Turning manganese into gold: Efficient electrochemical CO2 reduction by a fac-Mn(apbpy)(CO)3Br complex in a gas–liquid interface flow cell

The electrochemical reduction of carbon dioxide (CO2RR) is a viable route for the transformation of intermittent renewable energy into high energy density chemical vectors (e.g. CO) or into fuels. Differently from metal nanoparticle electrocatalysts, the use of organometallic molecular complexes affords more efficient metal utilization, limits poisoning phenomena and allows the tuning of selectivity by varying the electronic and coordination properties of the metal center. Herein the organometallic complex (fac-Mn(apbpy)(CO)3Br) (apbpy = 4-(4-aminophenyl)-2,2′-bipyridine) was covalently anchored on a gas diffusion layer which was further employed as cathode in an aqueous gas–liquid interface complete electrolysis flow cell microreactor.
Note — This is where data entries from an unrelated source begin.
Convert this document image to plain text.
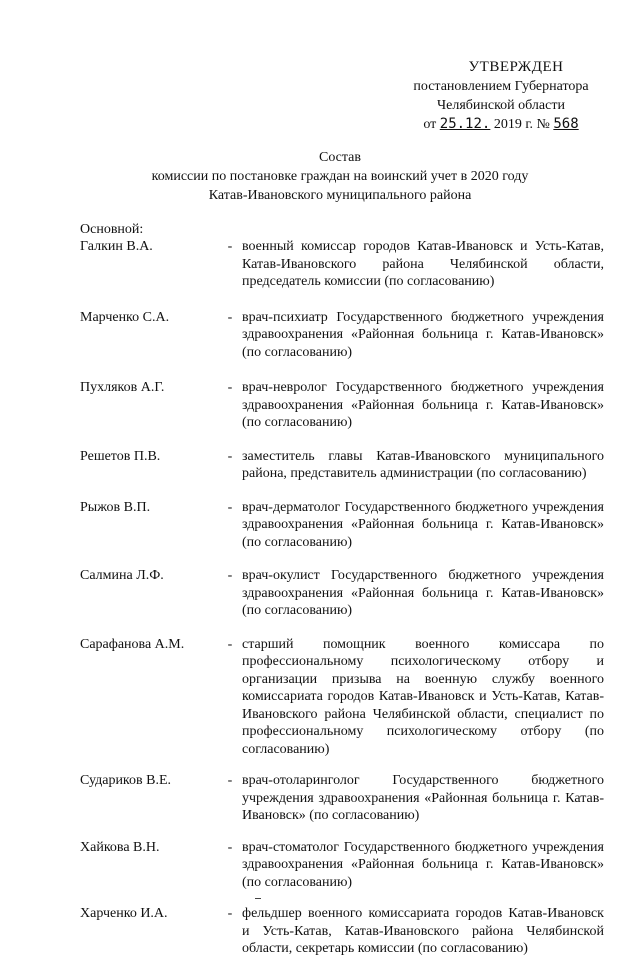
УТВЕРЖДЕН
постановлением Губернатора
Челябинской области
от 25.12. 2019 г. № 568
Состав
комиссии по постановке граждан на воинский учет в 2020 году
Катав-Ивановского муниципального района
Основной:
Галкин В.А.	- военный комиссар городов Катав-Ивановск и Усть-Катав, Катав-Ивановского района Челябинской области, председатель комиссии (по согласованию)
Марченко С.А.	- врач-психиатр Государственного бюджетного учреждения здравоохранения «Районная больница г. Катав-Ивановск» (по согласованию)
Пухляков А.Г.	- врач-невролог Государственного бюджетного учреждения здравоохранения «Районная больница г. Катав-Ивановск» (по согласованию)
Решетов П.В.	- заместитель главы Катав-Ивановского муниципального района, представитель администрации (по согласованию)
Рыжов В.П.	- врач-дерматолог Государственного бюджетного учреждения здравоохранения «Районная больница г. Катав-Ивановск» (по согласованию)
Салмина Л.Ф.	- врач-окулист Государственного бюджетного учреждения здравоохранения «Районная больница г. Катав-Ивановск» (по согласованию)
Сарафанова А.М.	- старший помощник военного комиссара по профессиональному психологическому отбору и организации призыва на военную службу военного комиссариата городов Катав-Ивановск и Усть-Катав, Катав-Ивановского района Челябинской области, специалист по профессиональному психологическому отбору (по согласованию)
Судариков В.Е.	- врач-отоларинголог Государственного бюджетного учреждения здравоохранения «Районная больница г. Катав-Ивановск» (по согласованию)
Хайкова В.Н.	- врач-стоматолог Государственного бюджетного учреждения здравоохранения «Районная больница г. Катав-Ивановск» (по согласованию)
Харченко И.А.	- фельдшер военного комиссариата городов Катав-Ивановск и Усть-Катав, Катав-Ивановского района Челябинской области, секретарь комиссии (по согласованию)
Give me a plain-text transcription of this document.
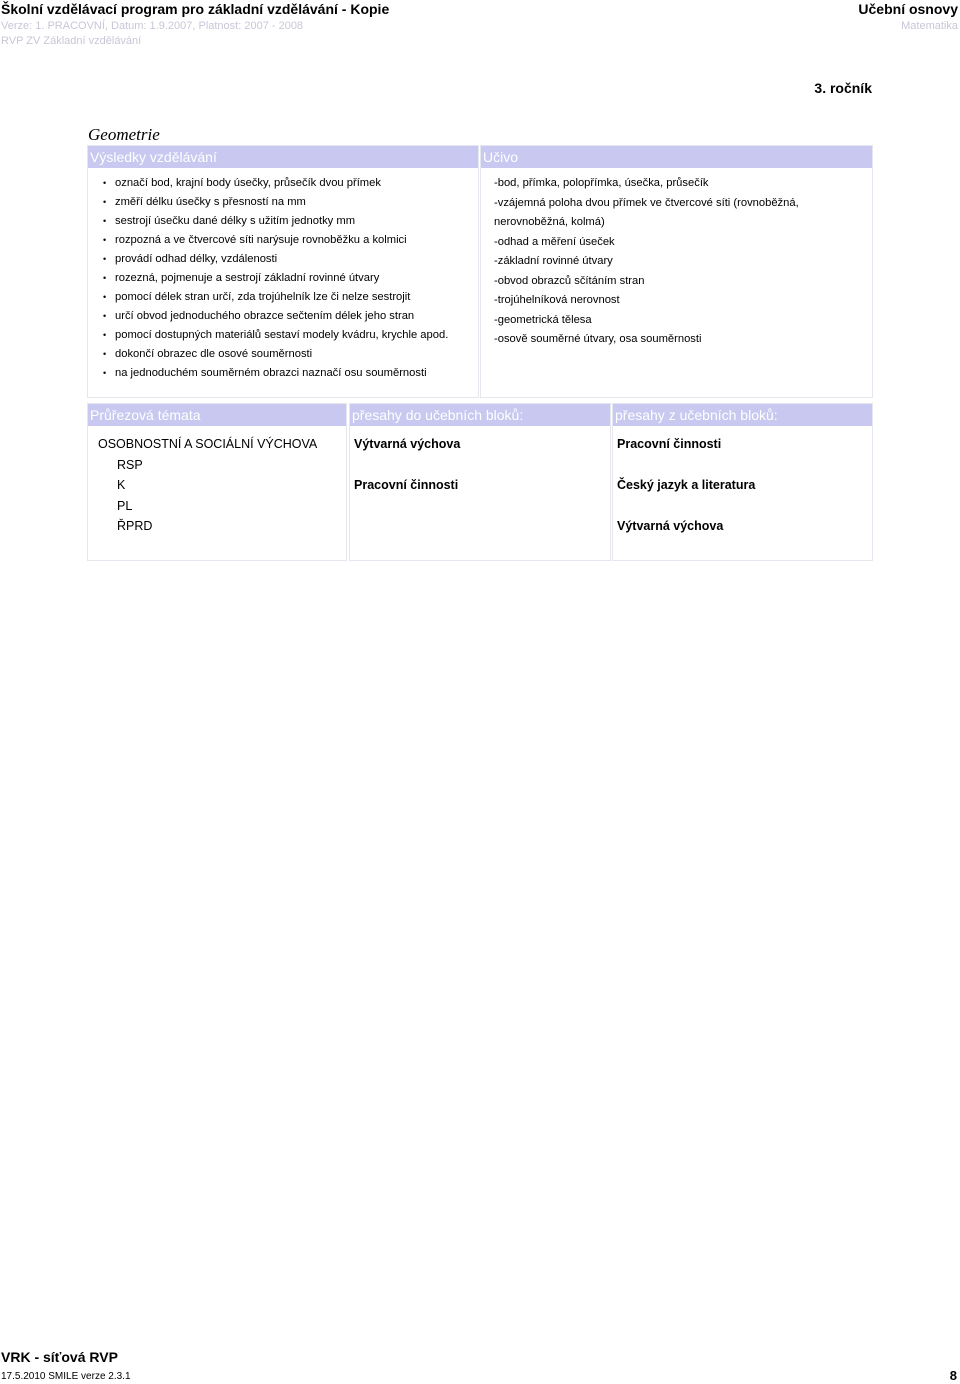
Školní vzdělávací program pro základní vzdělávání - Kopie
Verze: 1. PRACOVNÍ, Datum: 1.9.2007, Platnost: 2007 - 2008
RVP ZV Základní vzdělávání
Učební osnovy
Matematika
3. ročník
Geometrie
Výsledky vzdělávání
• označí bod, krajní body úsečky, průsečík dvou přímek
• změří délku úsečky s přesností na mm
• sestrojí úsečku dané délky s užitím jednotky mm
• rozpozná a ve čtvercové síti narýsuje rovnoběžku a kolmici
• provádí odhad délky, vzdálenosti
• rozezná, pojmenuje a sestrojí základní rovinné útvary
• pomocí délek stran určí, zda trojúhelník lze či nelze sestrojit
• určí obvod jednoduchého obrazce sečtením délek jeho stran
• pomocí dostupných materiálů sestaví modely kvádru, krychle apod.
• dokončí obrazec dle osové souměrnosti
• na jednoduchém souměrném obrazci naznačí osu souměrnosti
Učivo
-bod, přímka, polopřímka, úsečka, průsečík
-vzájemná poloha dvou přímek ve čtvercové síti (rovnoběžná, nerovnoběžná, kolmá)
-odhad a měření úseček
-základní rovinné útvary
-obvod obrazců sčítáním stran
-trojúhelníková nerovnost
-geometrická tělesa
-osově souměrné útvary, osa souměrnosti
Průřezová témata
OSOBNOSTNÍ A SOCIÁLNÍ VÝCHOVA
RSP
K
PL
ŘPRD
přesahy do učebních bloků:
Výtvarná výchova
Pracovní činnosti
přesahy z učebních bloků:
Pracovní činnosti
Český jazyk a literatura
Výtvarná výchova
VRK - síťová RVP
17.5.2010 SMILE verze 2.3.1	8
The decorated gas diffusion layer electrode was able to convert CO2 into CO and HCOOH with faradaic efficiencies (FE) of 76% and 10% with a CO-productivity close to 70 Nl min−1 gMn−1 reaching CO2RR turnover numbers up to 1.6·105. This result largely outperforms a state-of-the-art gold nanoparticle electrocatalyst (Au/C 10 wt%) operating in the same cell conditions.